Much has been made of the kinship between email marketing and direct mail.
Take a close-up snapshot, and it’s easy to spot similarities between a single email message and a direct mail piece, for example, a subject line with the same ability to intrigue as the teaser copy on an envelope or benefits-oriented copy that’s easy to skim.
But I’d like to put forth another notion.
Pull back and do a slow, wide-angle pan to get the bigger picture. What do you see? B2B email marketing resembles… the sales process.
Whoa, you say. Isn’t permission-based email, with its high response rates and high return on investment (ROI), the darling of online marketers?
No denying that. But at the same time, email marketing may be the most effective sales tool since the advent of, well, the telephone.
Think of how a business-to-business (B2B) email campaign unfolds. After you send out a message with a can’t-pass-up offer (say a free seminar with an industry expert as the speaker), what happens next? If you’re smart, you’ll send out a round of messages thanking each recipient for signing up. And then a message after that signed by your area sales rep and including that person’s direct telephone number.
Get the picture?
Once the marketing director gets a B2B campaign under way, the recipients should fall pretty quickly into the hands of the sales team. If they don’t, you’re probably not running a successful campaign.
So why is this significant?
First of all, noting the convergence of sales and marketing is not an original thought on my part. In fact the merging of sales and marketing functions is a hot new topic on the conference circuit. John Coe, president of Database Marketing Associates Inc., spoke about it at the Direct Marketing Association’s (DMA) annual meeting last fall.
Coe and others will be discussing sales and marketing integration at the DMA’s Direct Marketing to Business conference in San Francisco next month.
I’m going to offer two reasons why it’s useful to think of B2B email marketing as close kin to the customer-centered sales process.
Remember Your Business Objective
When you plan a B2B email marketing program, you should have a business objective in mind. Ask yourself how your campaign can result in a specific number of sales of a high-end technology product, for example.
As I pointed out in an earlier column, it’s more difficult in a B2B environment to “connect the dots” between email marketing and offline sales.
But to launch an email marketing program with click-throughs or conversions to sign-up (or download) as your ultimate objective is rather shortsighted.

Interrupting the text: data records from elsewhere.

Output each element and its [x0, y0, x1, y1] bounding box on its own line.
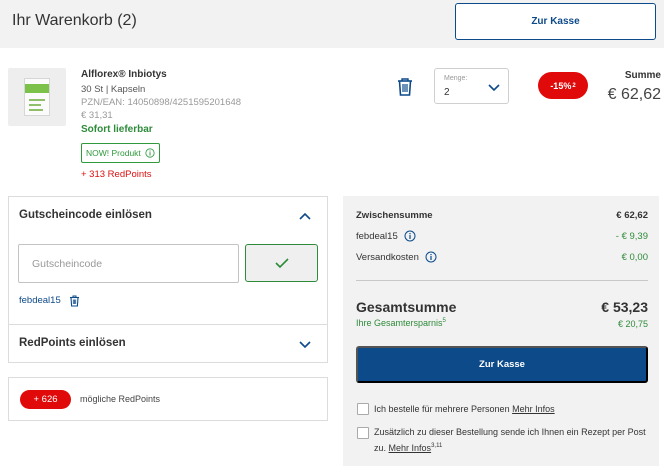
redpoints-badge: + 626	[20, 390, 71, 409]
discount-value: -15%	[550, 80, 572, 91]
multiple-persons-checkbox[interactable]	[357, 403, 369, 415]
summary-divider	[356, 280, 648, 281]
checkout-button[interactable]: Zur Kasse	[356, 346, 648, 383]
product-image[interactable]	[8, 68, 66, 126]
coupon-discount-label: febdeal15	[356, 230, 416, 242]
shipping-value: € 0,00	[621, 251, 648, 263]
page-title: Ihr Warenkorb (2)	[12, 12, 137, 29]
earned-redpoints: + 313 RedPoints	[81, 169, 152, 180]
subtotal-row: Zwischensumme € 62,62	[356, 210, 648, 221]
shipping-label: Versandkosten	[356, 251, 437, 263]
info-icon[interactable]	[145, 148, 155, 158]
product-variant: 30 St | Kapseln	[81, 84, 146, 95]
coupon-discount-value: - € 9,39	[615, 230, 648, 242]
line-total-value: € 62,62	[607, 86, 661, 103]
more-info-link[interactable]: Mehr Infos	[389, 443, 432, 453]
prescription-checkbox[interactable]	[357, 427, 369, 439]
applied-coupon-code: febdeal15	[19, 295, 61, 306]
header-bar: Ihr Warenkorb (2) Zur Kasse	[0, 0, 664, 48]
product-box-graphic	[24, 78, 50, 116]
chevron-up-icon[interactable]	[298, 211, 312, 221]
quantity-label: Menge:	[444, 75, 468, 82]
coupon-input[interactable]: Gutscheincode	[18, 244, 239, 283]
availability-status: Sofort lieferbar	[81, 124, 153, 135]
savings-footnote: 5	[442, 318, 446, 324]
product-unit-price: € 31,31	[81, 110, 113, 121]
redpoints-text: mögliche RedPoints	[80, 394, 161, 404]
shipping-row: Versandkosten € 0,00	[356, 251, 648, 263]
multiple-persons-text: Ich bestelle für mehrere Personen	[374, 404, 510, 414]
grand-total-value: € 53,23	[601, 299, 648, 315]
now-product-label: NOW! Produkt	[86, 148, 141, 158]
prescription-footnote: 3,11	[431, 443, 443, 449]
line-total-label: Summe	[624, 70, 661, 81]
quantity-select[interactable]: Menge: 2	[434, 68, 509, 104]
savings-value: € 20,75	[617, 319, 648, 329]
order-summary: Zwischensumme € 62,62 febdeal15 - € 9,39…	[343, 196, 659, 466]
checkmark-icon	[274, 258, 289, 269]
product-name[interactable]: Alflorex® Inbiotys	[81, 69, 167, 80]
redpoints-info: + 626 mögliche RedPoints	[8, 377, 328, 421]
prescription-option: Zusätzlich zu dieser Bestellung sende ic…	[374, 425, 646, 455]
more-info-link[interactable]: Mehr Infos	[512, 404, 555, 414]
savings-label: Ihre Gesamtersparnis5	[356, 318, 446, 328]
coupon-submit-button[interactable]	[245, 244, 318, 282]
savings-label-text: Ihre Gesamtersparnis	[356, 318, 443, 328]
discount-badge: -15% 2	[538, 72, 588, 99]
panel-divider	[9, 324, 327, 325]
coupon-discount-code: febdeal15	[356, 230, 398, 242]
checkout-button-top[interactable]: Zur Kasse	[455, 3, 656, 40]
chevron-down-icon[interactable]	[298, 339, 312, 349]
info-icon[interactable]	[404, 230, 416, 242]
grand-total-label: Gesamtsumme	[356, 299, 457, 315]
subtotal-label: Zwischensumme	[356, 210, 433, 221]
shipping-label-text: Versandkosten	[356, 251, 419, 263]
chevron-down-icon	[488, 84, 500, 92]
redpoints-panel-title[interactable]: RedPoints einlösen	[19, 337, 126, 349]
coupon-panel: Gutscheincode einlösen Gutscheincode feb…	[8, 196, 328, 363]
subtotal-value: € 62,62	[616, 210, 648, 221]
info-icon[interactable]	[425, 251, 437, 263]
remove-coupon-icon[interactable]	[69, 295, 80, 307]
trash-icon[interactable]	[396, 77, 414, 97]
coupon-panel-title[interactable]: Gutscheincode einlösen	[19, 209, 152, 221]
now-product-badge: NOW! Produkt	[81, 143, 160, 163]
multiple-persons-option: Ich bestelle für mehrere Personen Mehr I…	[374, 402, 646, 416]
coupon-discount-row: febdeal15 - € 9,39	[356, 230, 648, 242]
product-pzn: PZN/EAN: 14050898/4251595201648	[81, 97, 242, 108]
quantity-value: 2	[444, 87, 450, 98]
discount-footnote: 2	[572, 82, 576, 89]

Hang out with your salespeople as much as possible to find out how they interact with prospects and customers. Find out what steps they go through and what questions they ask, particularly when it’s a complex, high-end product for which it may take six to nine months or longer to close the sale.

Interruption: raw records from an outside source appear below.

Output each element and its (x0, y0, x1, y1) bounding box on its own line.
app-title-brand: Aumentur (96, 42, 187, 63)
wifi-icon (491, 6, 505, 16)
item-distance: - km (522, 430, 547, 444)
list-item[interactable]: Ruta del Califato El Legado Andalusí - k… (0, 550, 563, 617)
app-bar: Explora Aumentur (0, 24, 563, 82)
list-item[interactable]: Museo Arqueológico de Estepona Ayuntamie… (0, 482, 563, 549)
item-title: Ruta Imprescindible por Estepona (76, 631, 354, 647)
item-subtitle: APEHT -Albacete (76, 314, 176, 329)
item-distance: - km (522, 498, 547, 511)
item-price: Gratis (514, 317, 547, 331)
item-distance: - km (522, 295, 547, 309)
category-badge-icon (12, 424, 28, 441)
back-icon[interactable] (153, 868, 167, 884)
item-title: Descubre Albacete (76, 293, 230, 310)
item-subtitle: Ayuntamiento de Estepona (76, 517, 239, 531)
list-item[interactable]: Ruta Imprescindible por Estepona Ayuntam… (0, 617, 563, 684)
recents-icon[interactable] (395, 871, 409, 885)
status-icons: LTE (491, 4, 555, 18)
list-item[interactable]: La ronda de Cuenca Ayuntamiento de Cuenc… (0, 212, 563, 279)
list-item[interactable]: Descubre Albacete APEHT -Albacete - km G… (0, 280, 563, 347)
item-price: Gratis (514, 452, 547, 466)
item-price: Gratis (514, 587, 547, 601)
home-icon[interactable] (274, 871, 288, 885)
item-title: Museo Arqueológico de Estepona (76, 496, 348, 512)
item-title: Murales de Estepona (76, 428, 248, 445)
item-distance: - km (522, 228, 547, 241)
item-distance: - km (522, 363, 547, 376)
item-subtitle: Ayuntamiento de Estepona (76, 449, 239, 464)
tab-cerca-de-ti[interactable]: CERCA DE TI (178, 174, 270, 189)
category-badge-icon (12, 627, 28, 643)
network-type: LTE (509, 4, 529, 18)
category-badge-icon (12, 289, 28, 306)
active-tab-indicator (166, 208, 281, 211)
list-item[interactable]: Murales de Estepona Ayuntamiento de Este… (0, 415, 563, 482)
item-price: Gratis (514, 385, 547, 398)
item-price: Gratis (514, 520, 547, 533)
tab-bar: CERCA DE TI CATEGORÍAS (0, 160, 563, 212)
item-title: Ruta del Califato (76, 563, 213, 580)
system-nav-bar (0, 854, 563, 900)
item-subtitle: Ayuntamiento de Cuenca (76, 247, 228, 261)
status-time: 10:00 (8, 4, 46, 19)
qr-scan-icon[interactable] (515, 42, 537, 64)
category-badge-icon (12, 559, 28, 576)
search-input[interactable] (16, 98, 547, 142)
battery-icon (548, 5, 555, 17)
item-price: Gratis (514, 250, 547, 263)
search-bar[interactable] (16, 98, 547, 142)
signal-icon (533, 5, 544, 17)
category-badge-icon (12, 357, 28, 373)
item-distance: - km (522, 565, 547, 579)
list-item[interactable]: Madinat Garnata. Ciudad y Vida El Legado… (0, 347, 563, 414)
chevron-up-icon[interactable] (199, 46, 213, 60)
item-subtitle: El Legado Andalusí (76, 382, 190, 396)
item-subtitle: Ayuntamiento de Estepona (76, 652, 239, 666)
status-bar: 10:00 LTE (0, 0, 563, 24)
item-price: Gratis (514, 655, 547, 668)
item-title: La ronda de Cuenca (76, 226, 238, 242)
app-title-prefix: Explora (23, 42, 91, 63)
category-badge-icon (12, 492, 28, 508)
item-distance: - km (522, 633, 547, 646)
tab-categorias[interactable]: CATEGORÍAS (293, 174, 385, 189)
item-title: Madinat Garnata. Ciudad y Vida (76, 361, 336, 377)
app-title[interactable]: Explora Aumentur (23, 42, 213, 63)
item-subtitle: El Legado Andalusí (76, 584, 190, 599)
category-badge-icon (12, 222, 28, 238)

This is primary market research — inside your own company!
Think of B2B Email Marketing as a Process
The sales process, or “buying” process as we should call it in our customer-centered approach, has some recognizable steps.
Find out what your prospect’s pain is, determine whether she has the budget and authority to fix it, and ask what the timeline is (how urgent is it?).
These are broad questions that even a good salesperson may take weeks to get answers to. They should sound familiar to email marketers.
For example, is the person who receives your email message the decision maker? If not, can you coax him into passing along your carefully crafted message to others in the department or company?
The point is to think of your email marketing campaign as just that — a military campaign with multipronged attacks, staged in a carefully thought-out sequence over a long period of time.
I’ve never been a fan of sales as a profession, probably because of my background as a journalist. From the vantage point of the newsroom, the advertising department was “the enemy.” We didn’t want to be tainted by appearing to give positive coverage to big advertisers.
But I’m convinced that the sales folks — and the sales process — have a lot to teach us email marketers.